Dorm life

Rianna is a 25-year-old native New Yorker transplanted in Texas since she started 7th grade. She loves music, social media marketing, books, video games, and helping others. Rianna’s love of music and believing in other people’s gifts led her to change her college major from civil engineering to advertising. You can often find her serving at church, reading a sci-fi/fantasy series, or discussing causes and musicians she supports on Twitter (@HermioneTweeted).

You’re going to a four-year college. Do you want to live in a dorm/ on campus? If your thought after that question is “ew, why?” hear me out.

In my nine semesters (four and a half years) going to two different four-year universities, I lived in dorms the entire time (with the exception of 4 or more days of official school holiday breaks). I regret none of it.

For my first two years, I attended a university in Tennessee, and I wound up at an all-female dormitory my freshman year. On television, I had never seen that. I didn’t know what to expect really from that. I heard it was supposed to be haunted. (That became a running joke later.) First task from moving day: you picked up your door key and a box fan. There was no central cooling system in this building! With the exception of the lobby and the other part of the building which was a cafeteria, fans were your best friend. Of course, living in a dorm without AC also happened to be during a heatwave in this area of the country… highest numbers in 50 years or something. Often times, it was too hot to sleep comfortably in the room. Cots were available in the lobby the first month of school.

Add to that, there were 3.5 floors of dormitory rooms and one elevator. I don’t mean any standard elevator you’ve used ever. I mean I’m not exaggerating when I say this elevator was like the one from the Titanic movie. It had an iron grate that you had to pull open and hold open otherwise it slammed shut. When calling the elevator, you push the button, right? Well, make sure you’re ready to go when it gets to your floor because if you don’t pull open the grate and then the other wooden door to get out and someone else pushed the button on another floor, you’re going to meet that other person who just called it. Yes, there were several sets of stairs, but it’s already hot. The struggle was very real. What in the world did I sign up for? Cruel and unusual punishment? Am I really going to live here the whole school year?

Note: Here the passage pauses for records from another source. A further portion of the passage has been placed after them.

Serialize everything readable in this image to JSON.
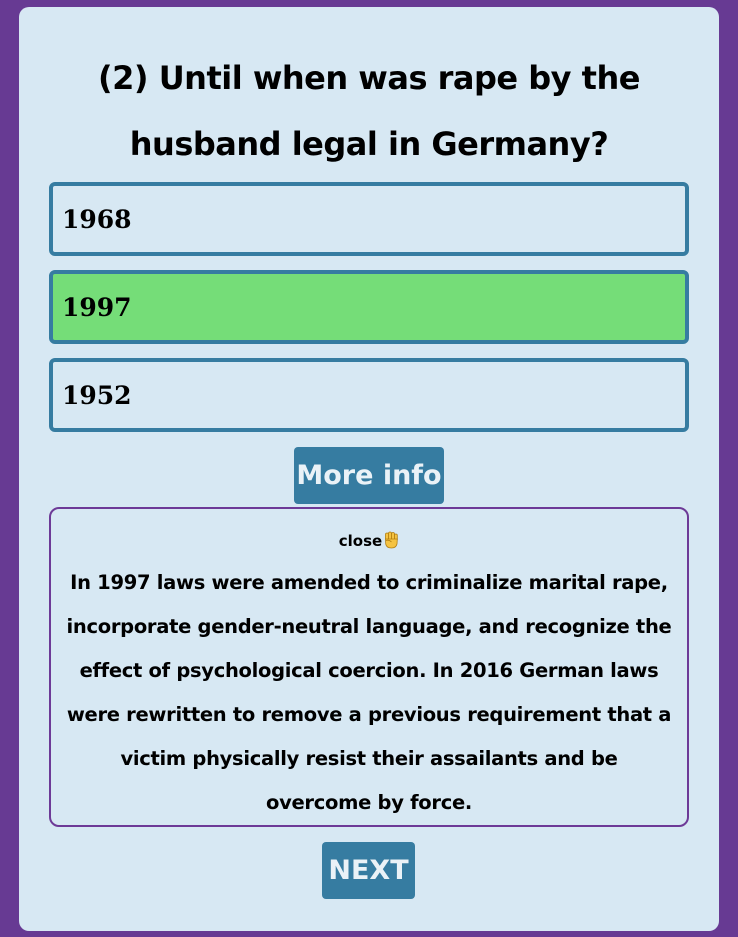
{
  "quiz": {
    "question": "(2) Until when was rape by the husband legal in Germany?",
    "options": [
      {
        "label": "1968",
        "state": "default"
      },
      {
        "label": "1997",
        "state": "correct"
      },
      {
        "label": "1952",
        "state": "default"
      }
    ],
    "more_info_label": "More info",
    "info": {
      "close_label": "close",
      "close_icon": "raised-fist-icon",
      "text": "In 1997 laws were amended to criminalize marital rape, incorporate gender-neutral language, and recognize the effect of psychological coercion. In 2016 German laws were rewritten to remove a previous requirement that a victim physically resist their assailants and be overcome by force."
    },
    "next_label": "NEXT"
  },
  "colors": {
    "page_background": "#673a93",
    "card_background": "#d7e8f3",
    "accent": "#367ca1",
    "correct": "#75dd78",
    "info_border": "#6d3a97"
  }
}
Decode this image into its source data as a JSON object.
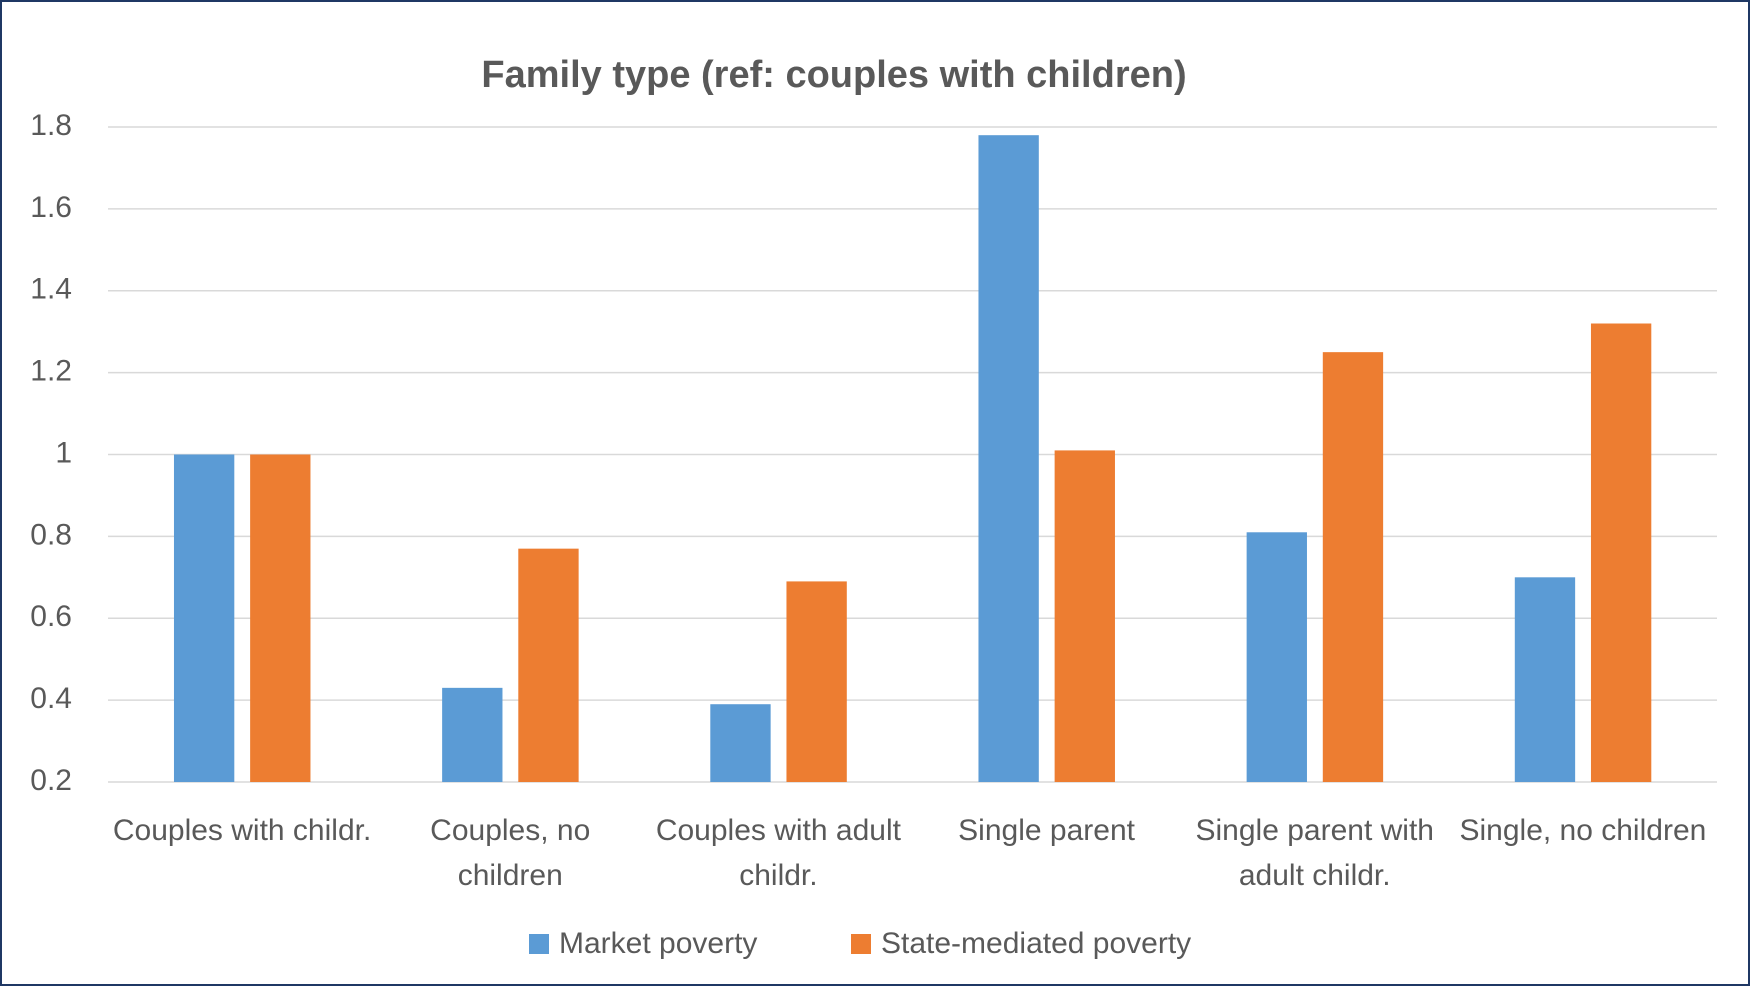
{
  "chart_data": {
    "type": "bar",
    "title": "Family type (ref: couples with children)",
    "categories": [
      "Couples with childr.",
      "Couples, no children",
      "Couples with adult childr.",
      "Single parent",
      "Single parent with adult childr.",
      "Single, no children"
    ],
    "series": [
      {
        "name": "Market poverty",
        "color": "#5b9bd5",
        "values": [
          1.0,
          0.43,
          0.39,
          1.78,
          0.81,
          0.7
        ]
      },
      {
        "name": "State-mediated poverty",
        "color": "#ed7d31",
        "values": [
          1.0,
          0.77,
          0.69,
          1.01,
          1.25,
          1.32
        ]
      }
    ],
    "ylim": [
      0.2,
      1.8
    ],
    "yticks": [
      0.2,
      0.4,
      0.6,
      0.8,
      1,
      1.2,
      1.4,
      1.6,
      1.8
    ],
    "grid": true,
    "legend": "bottom"
  }
}
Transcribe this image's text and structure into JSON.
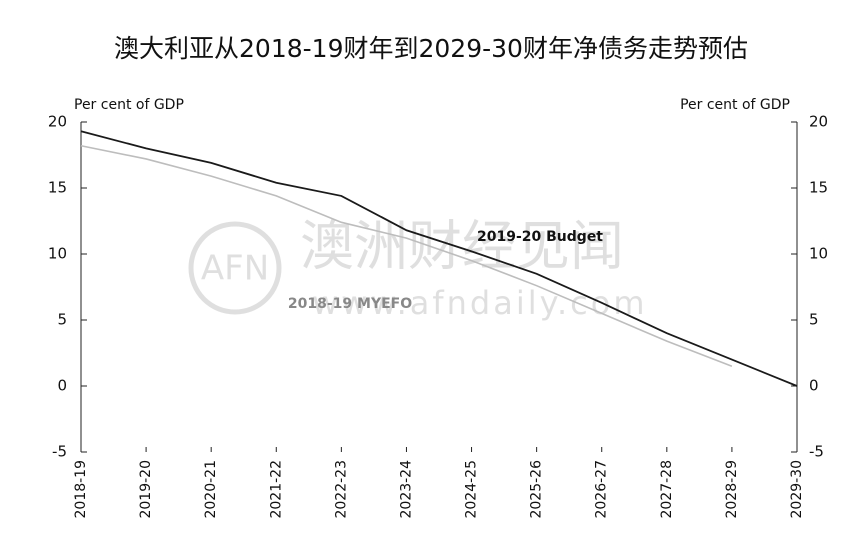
{
  "chart_data": {
    "type": "line",
    "title": "澳大利亚从2018-19财年到2029-30财年净债务走势预估",
    "y_label": "Per cent of GDP",
    "y2_label": "Per cent of GDP",
    "categories": [
      "2018-19",
      "2019-20",
      "2020-21",
      "2021-22",
      "2022-23",
      "2023-24",
      "2024-25",
      "2025-26",
      "2026-27",
      "2027-28",
      "2028-29",
      "2029-30"
    ],
    "series": [
      {
        "name": "2019-20 Budget",
        "color": "#1a1a1a",
        "values": [
          19.3,
          18.0,
          16.9,
          15.4,
          14.4,
          11.8,
          10.2,
          8.5,
          6.3,
          4.0,
          2.0,
          0.0
        ]
      },
      {
        "name": "2018-19 MYEFO",
        "color": "#bdbdbd",
        "values": [
          18.2,
          17.2,
          15.9,
          14.4,
          12.4,
          11.2,
          9.5,
          7.6,
          5.5,
          3.4,
          1.5,
          null
        ]
      }
    ],
    "ylim": [
      -5,
      20
    ],
    "yticks": [
      -5,
      0,
      5,
      10,
      15,
      20
    ],
    "y2lim": [
      -5,
      20
    ],
    "y2ticks": [
      -5,
      0,
      5,
      10,
      15,
      20
    ]
  },
  "watermark": {
    "logo": "AFN",
    "name": "澳洲财经见闻",
    "url": "www.afndaily.com"
  }
}
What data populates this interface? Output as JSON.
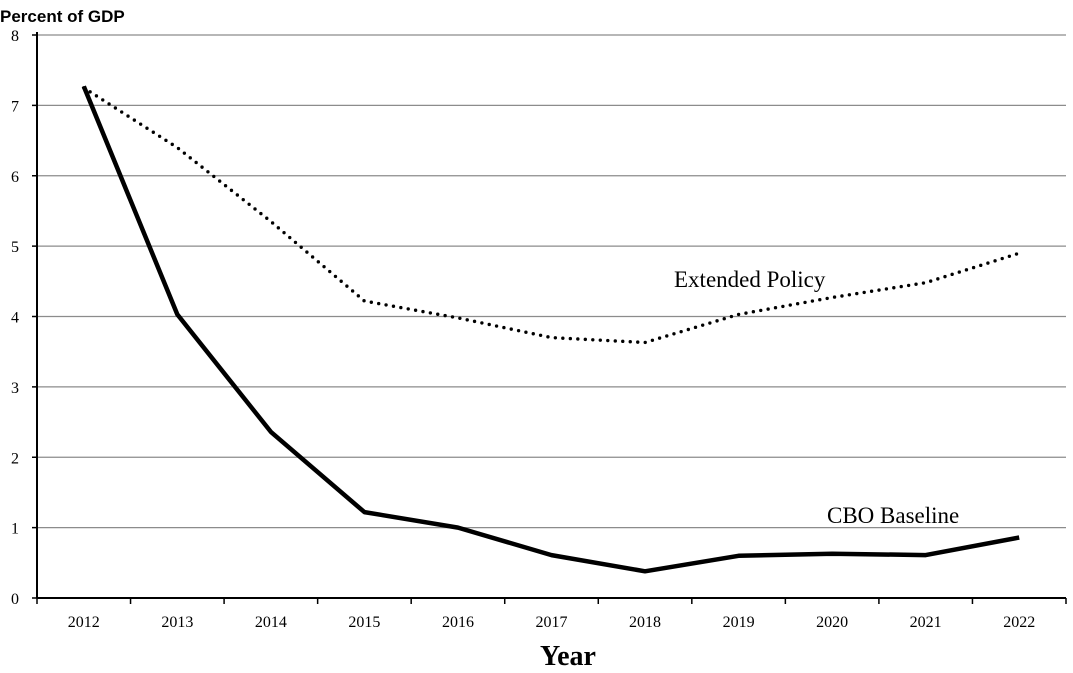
{
  "chart_data": {
    "type": "line",
    "ylabel": "Percent of GDP",
    "xlabel": "Year",
    "x": [
      "2012",
      "2013",
      "2014",
      "2015",
      "2016",
      "2017",
      "2018",
      "2019",
      "2020",
      "2021",
      "2022"
    ],
    "ylim": [
      0,
      8
    ],
    "yticks": [
      "0",
      "1",
      "2",
      "3",
      "4",
      "5",
      "6",
      "7",
      "8"
    ],
    "grid": true,
    "series": [
      {
        "name": "Extended Policy",
        "style": "dotted",
        "color": "#000000",
        "values": [
          7.25,
          6.4,
          5.35,
          4.22,
          3.98,
          3.7,
          3.63,
          4.03,
          4.27,
          4.48,
          4.9
        ]
      },
      {
        "name": "CBO Baseline",
        "style": "solid",
        "color": "#000000",
        "values": [
          7.27,
          4.03,
          2.36,
          1.22,
          1.0,
          0.61,
          0.38,
          0.6,
          0.63,
          0.61,
          0.86
        ]
      }
    ]
  }
}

Some girls moved out the first week; some moved out the second week. Others were essentially living at other friends’ dorm rooms or apartments. I was one of the stranded –wait—I mean loyal people who stayed actually living in the dorm. The lobby, which was basically a pretty big living room, was where 8-15 other girls and I really lived that first month of school. It was eating at that cafeteria, watching television and talking, or sleeping on the couches and cots every day. We only went to our rooms to shower/ change clothes, and get books for class.

Talk about bonding experience. Yes, we’re all in college, and most of us are living on a very small income. But add in those factors I described. You don’t (intentionally) pay for this kind of situational bonding. It’s like you’ve gone through trauma together. Our motto/ song became “only the strong survive.” In fact, that’s what went on our dorm t-shirts.

What I learned from that first year is that you have this impression of what something is or who someone is… and then you’re glad you were wrong. There are situations in life that you step into and think, “What in the world did I sign up for?” All the seemingly unpleasant aspects of the dorm were struggles that created awesome, fantastic memories and friendships. I wouldn’t trade any of that—from the alarm clocks on phones going off at different times and the one or two people who had to have something thrown at them so she’d wake up and go to class. Two of the girls who I bonded with in the lobby are still my best friends, even though we’re about twelve hundred miles away from each other.

So, let’s return to the initial question. “Do you want to live in a dorm/ on campus?” Can you manage not living on campus? It’s likely. On the completely logical side, you’re probably saving a fair amount living at home and commuting to and from class. But do you want to miss out on the possibly amazing, ridiculous memories and your potentially life-long best friends that await you at a dormitory? Choose wisely.